When we were growing up, how many of us learned in biology class that what are once lost cannot be rebuilt, like damaged limbs, diseased internal organs, and disconnected neural networks?
Maybe some of us learned that the possibility was not zero, but that there were yet to be any theories, let alone methods, established for regeneration.
Maybe some of us learned that, theoretically, regeneration can be achieved with embryonic stem cells (cells taken from embryos that are young enough to become a part of any body part depending on whatever stimuli they receive), but that there were ethical issues standing in the way of the method becoming practical.

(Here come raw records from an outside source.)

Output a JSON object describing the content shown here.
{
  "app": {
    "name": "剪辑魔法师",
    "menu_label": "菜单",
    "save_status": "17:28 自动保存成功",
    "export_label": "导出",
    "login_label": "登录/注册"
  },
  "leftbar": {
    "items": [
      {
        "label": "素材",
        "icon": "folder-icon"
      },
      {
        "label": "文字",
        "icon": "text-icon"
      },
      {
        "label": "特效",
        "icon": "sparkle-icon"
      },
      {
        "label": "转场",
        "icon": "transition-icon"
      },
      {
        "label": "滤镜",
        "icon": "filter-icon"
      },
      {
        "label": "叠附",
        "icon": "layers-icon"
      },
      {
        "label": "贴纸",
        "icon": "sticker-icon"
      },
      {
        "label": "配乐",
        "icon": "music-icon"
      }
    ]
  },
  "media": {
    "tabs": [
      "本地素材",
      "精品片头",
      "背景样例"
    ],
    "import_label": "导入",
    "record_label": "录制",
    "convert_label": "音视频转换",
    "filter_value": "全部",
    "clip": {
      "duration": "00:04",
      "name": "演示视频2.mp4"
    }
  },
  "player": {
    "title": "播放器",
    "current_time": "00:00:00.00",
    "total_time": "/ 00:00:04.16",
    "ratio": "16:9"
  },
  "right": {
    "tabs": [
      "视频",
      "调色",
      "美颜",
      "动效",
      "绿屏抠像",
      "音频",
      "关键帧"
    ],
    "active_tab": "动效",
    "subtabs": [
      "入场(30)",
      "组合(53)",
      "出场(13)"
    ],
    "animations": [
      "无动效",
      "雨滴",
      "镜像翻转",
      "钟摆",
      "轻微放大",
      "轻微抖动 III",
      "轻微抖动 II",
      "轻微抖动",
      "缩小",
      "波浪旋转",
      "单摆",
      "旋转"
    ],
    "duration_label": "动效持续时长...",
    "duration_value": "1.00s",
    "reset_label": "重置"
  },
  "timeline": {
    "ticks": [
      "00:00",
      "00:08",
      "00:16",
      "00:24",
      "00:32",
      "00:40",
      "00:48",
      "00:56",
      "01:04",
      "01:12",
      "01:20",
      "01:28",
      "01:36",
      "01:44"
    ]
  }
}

Well, ten years ago today, a paper by my countryman and 2012 Nobel Prize in Physiology or Medicine co-winner, Dr. S.Y., was published in a scientific journal, reporting the successful induction of adult cells (cells too old to become anything other than what they have already become) into “pluripotent” cells – cells that are re-programmed to become anything they are set out to become, including limbs and internal organs and neural networks.
With this new method, we can now take “old dog” cells and “teach new tricks” to them!

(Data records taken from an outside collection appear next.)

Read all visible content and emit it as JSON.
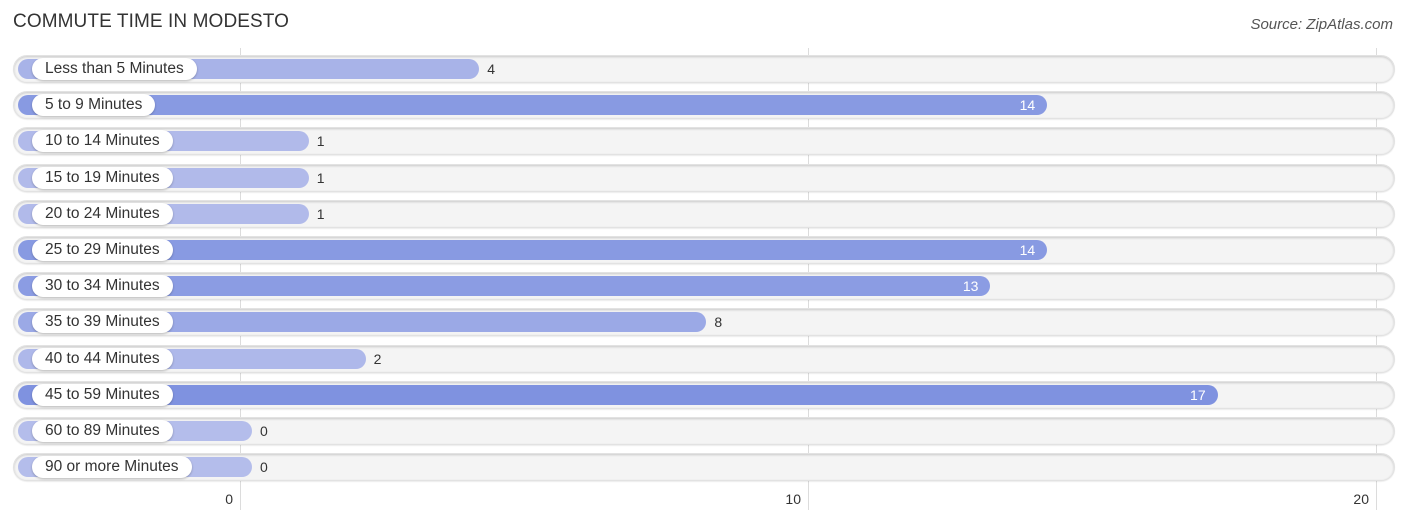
{
  "header": {
    "title": "COMMUTE TIME IN MODESTO",
    "source": "Source: ZipAtlas.com"
  },
  "chart_data": {
    "type": "bar",
    "orientation": "horizontal",
    "title": "COMMUTE TIME IN MODESTO",
    "source": "Source: ZipAtlas.com",
    "categories": [
      "Less than 5 Minutes",
      "5 to 9 Minutes",
      "10 to 14 Minutes",
      "15 to 19 Minutes",
      "20 to 24 Minutes",
      "25 to 29 Minutes",
      "30 to 34 Minutes",
      "35 to 39 Minutes",
      "40 to 44 Minutes",
      "45 to 59 Minutes",
      "60 to 89 Minutes",
      "90 or more Minutes"
    ],
    "values": [
      4,
      14,
      1,
      1,
      1,
      14,
      13,
      8,
      2,
      17,
      0,
      0
    ],
    "value_labels": [
      "4",
      "14",
      "1",
      "1",
      "1",
      "14",
      "13",
      "8",
      "2",
      "17",
      "0",
      "0"
    ],
    "xlim": [
      0,
      20
    ],
    "xticks": [
      0,
      10,
      20
    ],
    "xtick_labels": [
      "0",
      "10",
      "20"
    ],
    "xlabel": "",
    "ylabel": "",
    "grid": true,
    "legend": "none",
    "colors": {
      "bar_light": "#b4bdeb",
      "bar_dark": "#7f92e0",
      "track": "#f4f4f4",
      "value_inside": "#ffffff",
      "value_outside": "#333333"
    }
  }
}
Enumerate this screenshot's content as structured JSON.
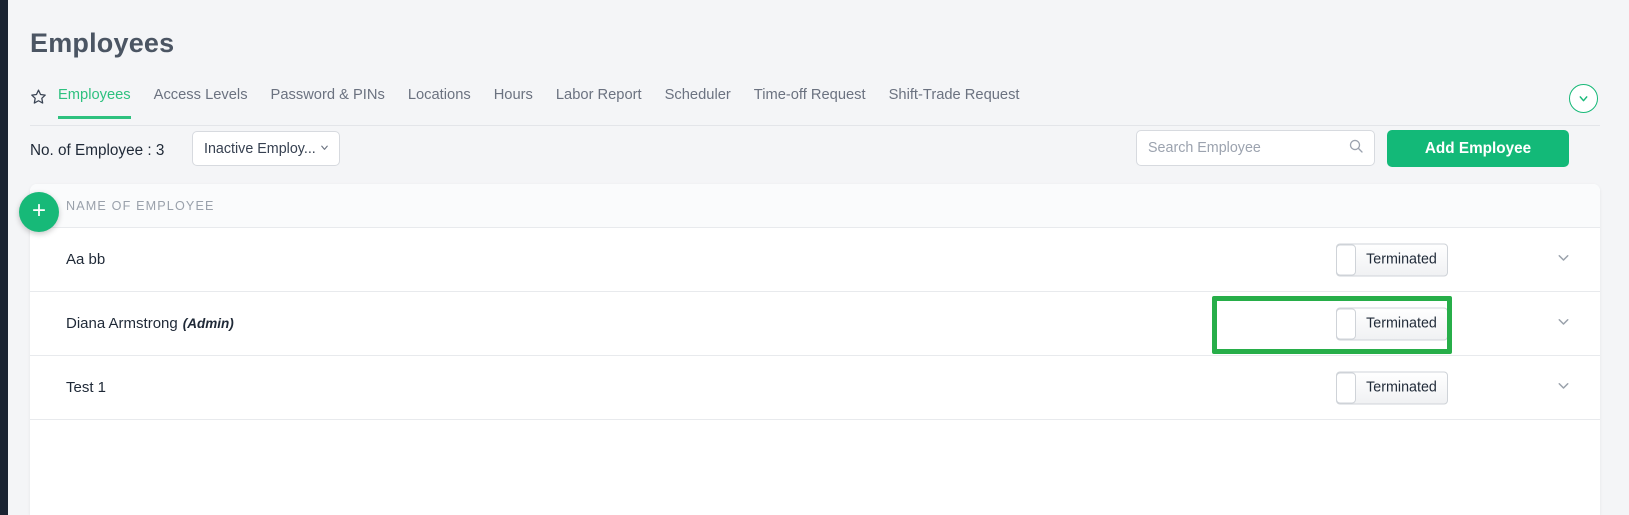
{
  "page": {
    "title": "Employees"
  },
  "tabs": {
    "star_icon": "star-outline-icon",
    "items": [
      {
        "label": "Employees",
        "active": true
      },
      {
        "label": "Access Levels",
        "active": false
      },
      {
        "label": "Password & PINs",
        "active": false
      },
      {
        "label": "Locations",
        "active": false
      },
      {
        "label": "Hours",
        "active": false
      },
      {
        "label": "Labor Report",
        "active": false
      },
      {
        "label": "Scheduler",
        "active": false
      },
      {
        "label": "Time-off Request",
        "active": false
      },
      {
        "label": "Shift-Trade Request",
        "active": false
      }
    ],
    "collapse_icon": "chevron-down-icon"
  },
  "toolbar": {
    "employee_count_label": "No. of Employee : 3",
    "status_filter": {
      "selected": "Inactive Employ...",
      "caret_icon": "chevron-down-icon"
    },
    "search": {
      "value": "",
      "placeholder": "Search Employee",
      "icon": "search-icon"
    },
    "add_employee_label": "Add Employee"
  },
  "table": {
    "add_row_icon": "plus-icon",
    "header": {
      "name_column": "NAME OF EMPLOYEE"
    },
    "rows": [
      {
        "name": "Aa bb",
        "role": "",
        "status_label": "Terminated",
        "chevron_icon": "chevron-down-icon",
        "highlighted": false
      },
      {
        "name": "Diana Armstrong",
        "role": "(Admin)",
        "status_label": "Terminated",
        "chevron_icon": "chevron-down-icon",
        "highlighted": true
      },
      {
        "name": "Test 1",
        "role": "",
        "status_label": "Terminated",
        "chevron_icon": "chevron-down-icon",
        "highlighted": false
      }
    ]
  },
  "colors": {
    "accent_green": "#17b978",
    "active_tab_green": "#2ec17f",
    "highlight_green": "#27ae49",
    "page_bg": "#f4f5f7",
    "rail_dark": "#1b2432"
  }
}
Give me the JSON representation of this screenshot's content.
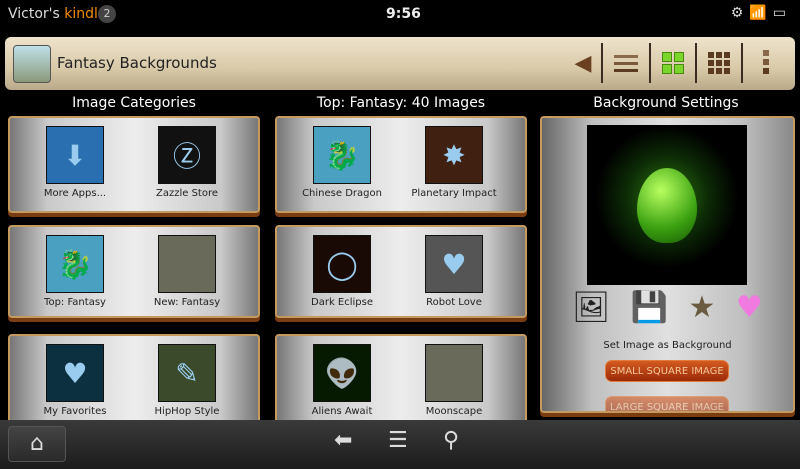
{
  "status": {
    "owner": "Victor's",
    "brand": "kindle",
    "notifications": "2",
    "time": "9:56"
  },
  "header": {
    "title": "Fantasy Backgrounds"
  },
  "columns": {
    "categories": "Image Categories",
    "images": "Top: Fantasy: 40 Images",
    "settings": "Background Settings"
  },
  "categories": [
    [
      {
        "label": "More Apps...",
        "icon": "⬇",
        "bg": "#2a6fb0"
      },
      {
        "label": "Zazzle Store",
        "icon": "Ⓩ",
        "bg": "#111"
      }
    ],
    [
      {
        "label": "Top: Fantasy",
        "icon": "🐉",
        "bg": "#4aa0c0"
      },
      {
        "label": "New: Fantasy",
        "icon": "",
        "bg": "#6a6a5a"
      }
    ],
    [
      {
        "label": "My Favorites",
        "icon": "♥",
        "bg": "#0c3040"
      },
      {
        "label": "HipHop Style",
        "icon": "✎",
        "bg": "#3a4a2a"
      }
    ]
  ],
  "images": [
    [
      {
        "label": "Chinese Dragon",
        "icon": "🐉",
        "bg": "#4aa0c0"
      },
      {
        "label": "Planetary Impact",
        "icon": "✸",
        "bg": "#402010"
      }
    ],
    [
      {
        "label": "Dark Eclipse",
        "icon": "◯",
        "bg": "#1a0a05"
      },
      {
        "label": "Robot Love",
        "icon": "♥",
        "bg": "#555"
      }
    ],
    [
      {
        "label": "Aliens Await",
        "icon": "👽",
        "bg": "#061a02"
      },
      {
        "label": "Moonscape",
        "icon": "",
        "bg": "#6a6a5a"
      }
    ]
  ],
  "settings": {
    "set_label": "Set Image as Background",
    "small_button": "SMALL SQUARE IMAGE",
    "large_button": "LARGE SQUARE IMAGE"
  }
}
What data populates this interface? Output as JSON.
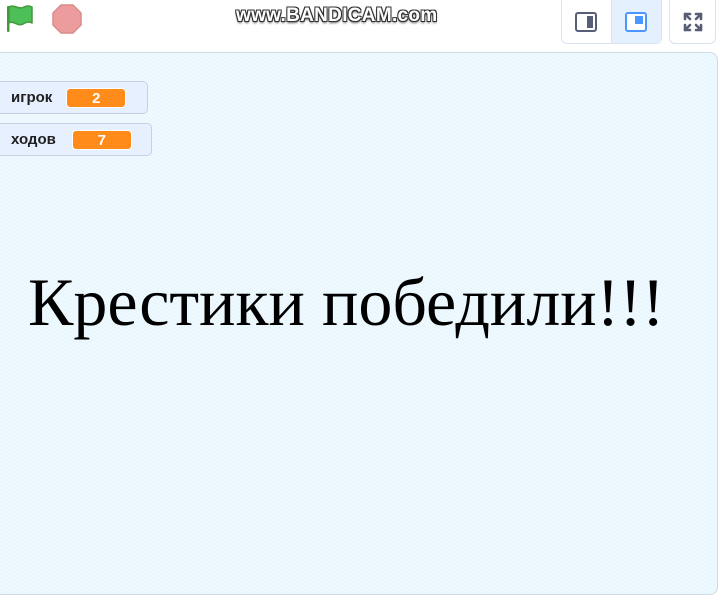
{
  "toolbar": {
    "green_flag_icon": "green-flag-icon",
    "stop_icon": "stop-sign-icon",
    "watermark": "www.BANDICAM.com",
    "layout_buttons": [
      {
        "name": "small-stage-button",
        "icon": "small-stage-icon",
        "selected": false
      },
      {
        "name": "normal-stage-button",
        "icon": "normal-stage-icon",
        "selected": true
      }
    ],
    "fullscreen_icon": "fullscreen-icon"
  },
  "stage": {
    "monitors": [
      {
        "label": "игрок",
        "value": "2"
      },
      {
        "label": "ходов",
        "value": "7"
      }
    ],
    "message": "Крестики победили!!!"
  },
  "colors": {
    "flag_green": "#4cbf56",
    "stop_red": "#ec9c9c",
    "monitor_orange": "#ff8c1a",
    "stage_bg": "#e8f6fd",
    "selected_layout": "#4c97ff"
  }
}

It is still years away from becoming common practice in regenerative medicine. Concerns for efficiency (production rates has not become stable), safety (especially regarding cells becoming cancerous), and compatibility (whether these cells will be accepted by the host without medical problems remain largely unexamined) need to be cleared. But how exciting is it to know that we are on the brink of being able to rebuild what were once thought to be lost forever!

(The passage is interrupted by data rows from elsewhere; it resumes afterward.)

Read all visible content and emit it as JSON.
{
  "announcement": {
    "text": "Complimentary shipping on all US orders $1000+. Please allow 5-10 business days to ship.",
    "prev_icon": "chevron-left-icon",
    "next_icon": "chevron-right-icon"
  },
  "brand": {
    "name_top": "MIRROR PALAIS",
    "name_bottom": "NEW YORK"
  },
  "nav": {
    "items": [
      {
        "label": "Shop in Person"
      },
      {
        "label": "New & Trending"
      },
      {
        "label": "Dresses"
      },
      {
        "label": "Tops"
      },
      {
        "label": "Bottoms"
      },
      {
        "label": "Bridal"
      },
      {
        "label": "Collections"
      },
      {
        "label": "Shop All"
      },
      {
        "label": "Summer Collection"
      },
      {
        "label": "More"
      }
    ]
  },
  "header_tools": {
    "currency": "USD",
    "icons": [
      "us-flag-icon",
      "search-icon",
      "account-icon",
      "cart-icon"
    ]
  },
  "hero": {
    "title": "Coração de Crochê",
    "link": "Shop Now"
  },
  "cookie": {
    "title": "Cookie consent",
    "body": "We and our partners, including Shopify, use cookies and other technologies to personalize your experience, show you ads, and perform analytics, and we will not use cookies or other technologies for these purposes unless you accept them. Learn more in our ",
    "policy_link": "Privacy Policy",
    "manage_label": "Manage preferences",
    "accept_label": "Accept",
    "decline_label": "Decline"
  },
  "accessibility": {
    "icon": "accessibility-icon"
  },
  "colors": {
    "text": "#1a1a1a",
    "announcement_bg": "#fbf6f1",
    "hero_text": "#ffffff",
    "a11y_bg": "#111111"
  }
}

Maybe the same could be said for some things a little bigger than tiny cells and parts of our bodies.
Maybe with proper induction – I have much hopes for continuing education becoming important – we can regenerate our lives well into our adulthood and follow our dreams we once had to let go.
Maybe with proper induction – I see voices and funds continuously raised by residents and tourists becoming crucial – we can regenerate our towns well after their establishment and restore historic sites we once saw crumble to pieces.
Maybe with proper induction – I believe open multilateral communication will continue to be pivotal – we can regenerate international relations well beyond changes in times and regain trust in one another we once allowed to slip away.
Maybe pluripotency is everywhere around us, at all levels of human activities.
What will we be able to regenerate in the next decade or more? That is pluripotent as well, I guess.
Just remember, old dogs can be taught any new tricks… if provided with the correct cues!